Michael tried to follow her line of sight. It was difficult in the sea of people, jerkily staggering about in chaotic, unpredictable directions, reminding him of the Brownian movement of molecules. To make matters worse, it was hard to fixate on any given face, as they all looked remarkably the same with their blankness.
“Where, exactly?” Michael asked. He went up on his tiptoes, his eyes jumping from face to face, searching for a familiar one.
“I lost him,” Lynn said. She, too, was straining to see better.
“Are you sure you saw him?” Michael asked. “Or might it have been your imagination?”
“I saw him!” Lynn snapped angrily.
“Okay, keep it cool, girl.”
“I’m going out there,” Lynn announced with determination.

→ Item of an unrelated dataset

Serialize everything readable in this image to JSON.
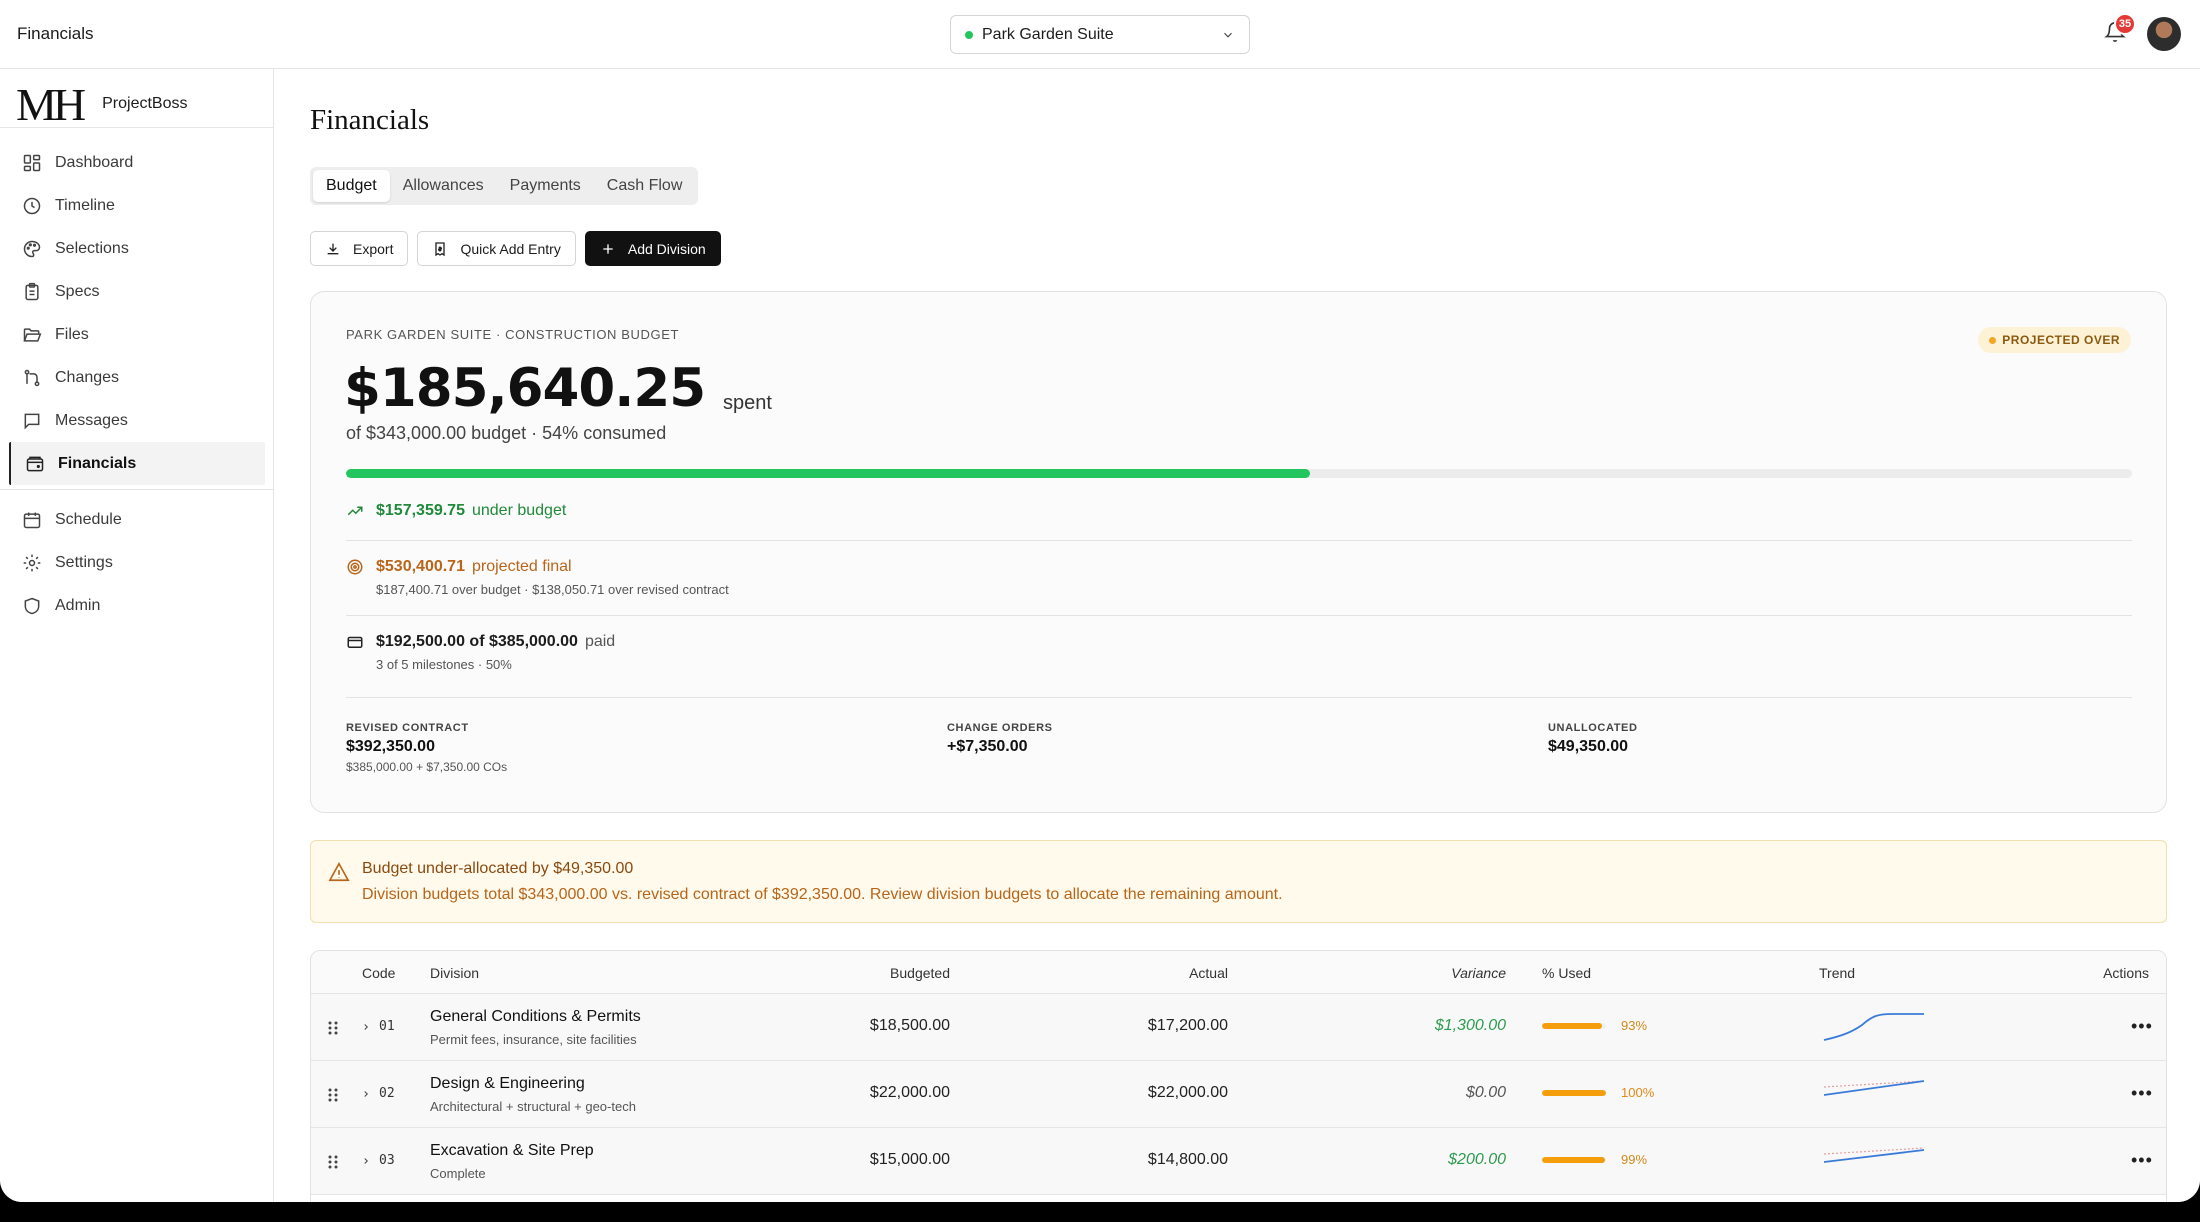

The cage had a door made of the same wire mesh as the rest of the structure. It was secured with a normal throw bolt. Lynn gave it a twist. The door opened a crack.

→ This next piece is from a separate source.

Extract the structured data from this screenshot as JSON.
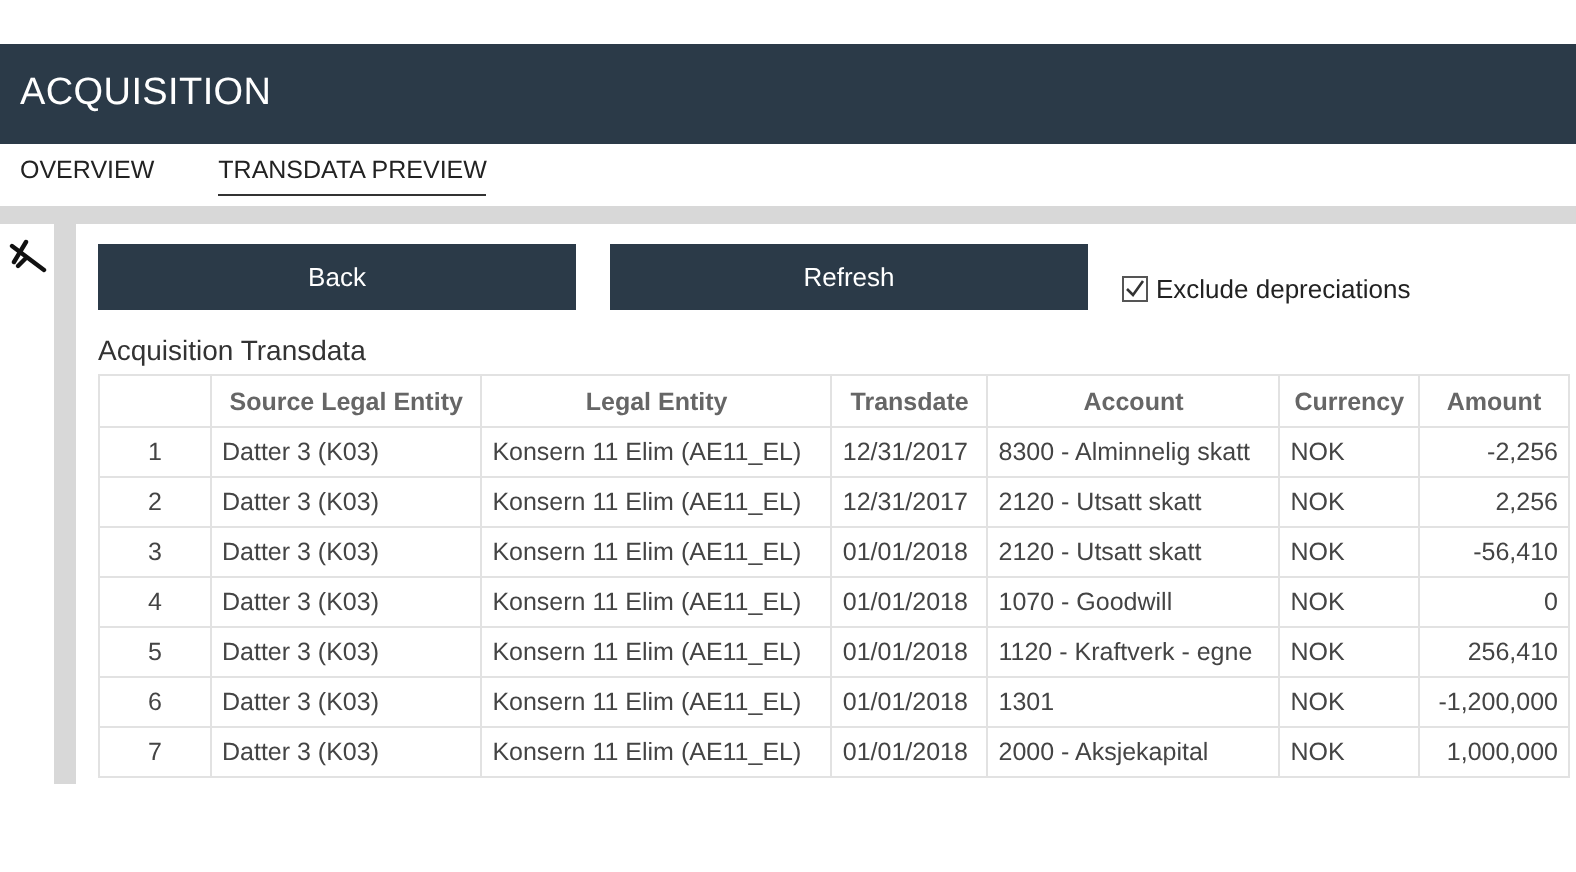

Michael grabbed the door to keep it from opening more than a few inches. Several of the patients bumped into it. “I don’t think that’s a good idea,” he said, trying to be calm yet sound forceful.
“I don’t care what you think,” Lynn said. “I’m going out there and find him.”
“And do what?” Michael demanded. “Seeing him in here is going to be worse than seeing him in one of those damn cylinders, which would have been bad enough. Don’t do this to yourself! Be smart!”
Lynn pushed on the door. Michael kept ahold of it. It was a bit of a tug-of-war. Another patient bumped into it and then veered off like the others but not before hitting up against Michael’s fingers. By reflex of having been unexpectedly touched by one of the ghoulish ambulating inmates, Michael let go of the door. Before he could reach out and grab it again, Lynn had it open enough to squeeze out onto the main floor of the room.
“Shit, Lynn!” Michael yelled after her. “Get your ass back here! You’re acting crazy, girl! Fucking A,” he fumed under his breath. He pulled the door back into its jamb as another patient careened into it. It clicked shut. Michael went back up on his tiptoes. He had already lost sight of Lynn in the jerkily roiling mob. For a brief moment he debated what to do, wondering if he should just wait her out or go after her. It wasn’t as if he thought she could get hurt except emotionally. What he really wanted to do was get the hell out of the Shapiro.